Buradasınız
UİD-DER Kadın Komitesi: Özgecanların Hesabını Örgütlü İşçi Sınıfı Soracak!

Özgecan Aslan, henüz 20 yaşındaydı. 11 Şubatta, Mersin Tarsus’ta bindiği bir minibüsün şoförü Özgecan’a önce tecavüz girişiminde bulundu ardından genç kadını tarifi imkânsız bir vahşetle öldürdü. Özgecan’ın katledilmesi hem kadına yönelik şiddetin ne boyutlara geldiğini gösterdi hem de toplumda büyük bir tepki yarattı. Kadınlar başta olmak üzere binlerce insan sokaklara döküldü “kadına yönelik şiddete hayır!” dedi.
Özgecan’ın bir emekçi olan babası ağlayarak yaptığı açıklamada “ben günahkârların günahkârı, fakirlerin fakiri, acizlerin acizi bir garibim, başka söyleyecek bir şey yok” diyor. Aslan, bu sözleriyle şiddet gören, tecavüze uğrayan, aşağılanan, katledilen kadınların işçi ve emekçi sınıfların çocukları olduğunu bir kez daha hatırlatıyor. Medya, olayın yürekleri dağlayan ayrıntılarını tekrar tekrar servis ederken işte bu gerçeğin üzerini örtmeye çalışıyor. Emekçi sınıfların kadınlarının hem kapitalist sömürü düzeni hem de erkek egemen anlayış nedeniyle çifte ezilmişlik altında olduğunu, sömürüldüğünü, bedensel ve cinsel saldırılara maruz kaldığını, aşağılandığını, değersizleştirildiğini gizlemeye çabalıyor.

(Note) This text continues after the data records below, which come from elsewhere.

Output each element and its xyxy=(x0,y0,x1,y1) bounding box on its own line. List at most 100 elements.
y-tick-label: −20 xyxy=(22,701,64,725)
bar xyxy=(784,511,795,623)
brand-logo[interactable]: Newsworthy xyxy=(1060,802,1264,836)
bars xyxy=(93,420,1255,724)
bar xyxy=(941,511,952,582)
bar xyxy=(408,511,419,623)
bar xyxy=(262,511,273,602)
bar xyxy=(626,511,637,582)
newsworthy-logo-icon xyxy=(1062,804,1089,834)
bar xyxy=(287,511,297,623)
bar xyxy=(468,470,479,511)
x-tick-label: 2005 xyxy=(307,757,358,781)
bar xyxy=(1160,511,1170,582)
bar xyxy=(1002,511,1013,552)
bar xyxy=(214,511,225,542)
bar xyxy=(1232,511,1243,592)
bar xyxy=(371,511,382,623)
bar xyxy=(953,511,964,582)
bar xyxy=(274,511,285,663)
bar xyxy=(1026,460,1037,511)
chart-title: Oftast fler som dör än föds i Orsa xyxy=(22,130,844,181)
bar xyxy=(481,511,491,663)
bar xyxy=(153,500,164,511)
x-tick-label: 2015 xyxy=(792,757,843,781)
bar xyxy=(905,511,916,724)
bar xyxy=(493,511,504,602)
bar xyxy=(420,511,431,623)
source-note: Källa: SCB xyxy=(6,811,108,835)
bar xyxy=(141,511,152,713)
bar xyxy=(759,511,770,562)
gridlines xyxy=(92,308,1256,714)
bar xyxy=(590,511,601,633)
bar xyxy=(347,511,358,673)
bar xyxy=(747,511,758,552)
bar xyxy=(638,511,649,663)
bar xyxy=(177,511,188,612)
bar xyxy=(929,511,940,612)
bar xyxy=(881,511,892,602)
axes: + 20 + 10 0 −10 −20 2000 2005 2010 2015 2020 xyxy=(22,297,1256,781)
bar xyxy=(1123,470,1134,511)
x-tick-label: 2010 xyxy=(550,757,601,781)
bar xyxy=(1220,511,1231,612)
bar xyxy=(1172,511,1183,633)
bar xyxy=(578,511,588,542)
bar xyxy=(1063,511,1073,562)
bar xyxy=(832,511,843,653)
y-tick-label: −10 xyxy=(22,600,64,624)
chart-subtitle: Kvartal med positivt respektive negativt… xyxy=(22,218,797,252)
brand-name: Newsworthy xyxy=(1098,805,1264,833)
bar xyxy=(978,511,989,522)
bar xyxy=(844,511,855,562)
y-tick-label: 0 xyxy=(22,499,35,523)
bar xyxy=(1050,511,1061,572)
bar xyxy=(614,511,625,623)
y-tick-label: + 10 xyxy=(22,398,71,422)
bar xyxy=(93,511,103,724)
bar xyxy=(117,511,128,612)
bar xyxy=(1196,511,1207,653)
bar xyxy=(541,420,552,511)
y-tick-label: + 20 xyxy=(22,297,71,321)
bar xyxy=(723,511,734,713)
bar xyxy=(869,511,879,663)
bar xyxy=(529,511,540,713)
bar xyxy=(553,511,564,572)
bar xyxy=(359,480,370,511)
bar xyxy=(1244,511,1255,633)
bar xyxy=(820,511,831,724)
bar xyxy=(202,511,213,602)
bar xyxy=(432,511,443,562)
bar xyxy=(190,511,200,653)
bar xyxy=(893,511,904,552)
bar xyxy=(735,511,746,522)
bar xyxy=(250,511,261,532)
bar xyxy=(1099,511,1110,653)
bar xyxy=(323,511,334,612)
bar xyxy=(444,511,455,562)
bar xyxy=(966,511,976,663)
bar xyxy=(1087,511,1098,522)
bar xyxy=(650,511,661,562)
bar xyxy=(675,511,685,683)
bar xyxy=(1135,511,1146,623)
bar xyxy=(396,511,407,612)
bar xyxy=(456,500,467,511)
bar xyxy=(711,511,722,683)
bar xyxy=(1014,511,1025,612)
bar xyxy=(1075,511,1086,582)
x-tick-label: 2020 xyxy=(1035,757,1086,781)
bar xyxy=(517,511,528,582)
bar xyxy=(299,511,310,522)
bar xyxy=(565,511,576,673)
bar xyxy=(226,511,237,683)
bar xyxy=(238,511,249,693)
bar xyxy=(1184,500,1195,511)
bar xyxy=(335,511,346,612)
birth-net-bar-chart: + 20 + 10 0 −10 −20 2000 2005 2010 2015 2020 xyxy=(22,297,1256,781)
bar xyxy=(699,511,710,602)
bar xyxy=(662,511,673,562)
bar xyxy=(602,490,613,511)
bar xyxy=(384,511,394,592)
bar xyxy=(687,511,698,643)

Kapitalist sömürü düzeni altında kadına yönelik şiddet sistematiktir ve her türlü yol ve yöntemle kışkırtılmaktadır. Geçmişin Başbakanı, şimdinin Cumhurbaşkanı Recep Tayyip Erdoğan, “bir tane kadın mıdır, kız mıdır bilmem” diyerek eyleme katılan kadınları aşağılamıştı. AKP Milletvekili Ayhan Sefer Üstün, Meclis İnsan Hakları Komisyonunun başındayken “tecavüzcü, kürtaj yaptıran tecavüz kurbanından daha masumdur” diyerek tecavüzcülere sahip çıkmıştı. Ankara Büyükşehir Belediye Başkanı Melih Gökçek’in, tecavüze uğradığı için hamile kalan ve çocuğu doğurmak istemeyen kadınlar için “anası tecavüze uğruyorsa neden çocuk ölsün? Anası ölsün!” diyecek kadar gözü dönmüştü. İstanbul Emniyet Müdürü olduğu dönemde Celalettin Cerrah, katledilen Münevver Karabulut’un ailesi ile ilgili olarak, “kızlarına sahip çıksalardı” diyerek egemenlerin vicdanını ortaya koymuştu. Kadın cinayetleri tırmanışını sürdürürken Gaziantep Büyükşehir Belediye Başkanı Fatma Şahin büyük bir aymazlık göstermiş ve “medya olayları abartıyor, kadına yönelik şiddet algıda seçicilik” demişti. Egemen sınıfların emekçi kadınlara bakış açısı budur ve bu bakış açısı ile şekillendirilen bir toplumda kadın cinayetleri ve şiddet giderek yaygınlaşmaktadır. 2014 yılında 281 kadının katledilmesi, 506 kadının yaralanması, 109 kadın ve çocuğun tecavüze uğraması bu gerçeği gözler önüne sermektedir.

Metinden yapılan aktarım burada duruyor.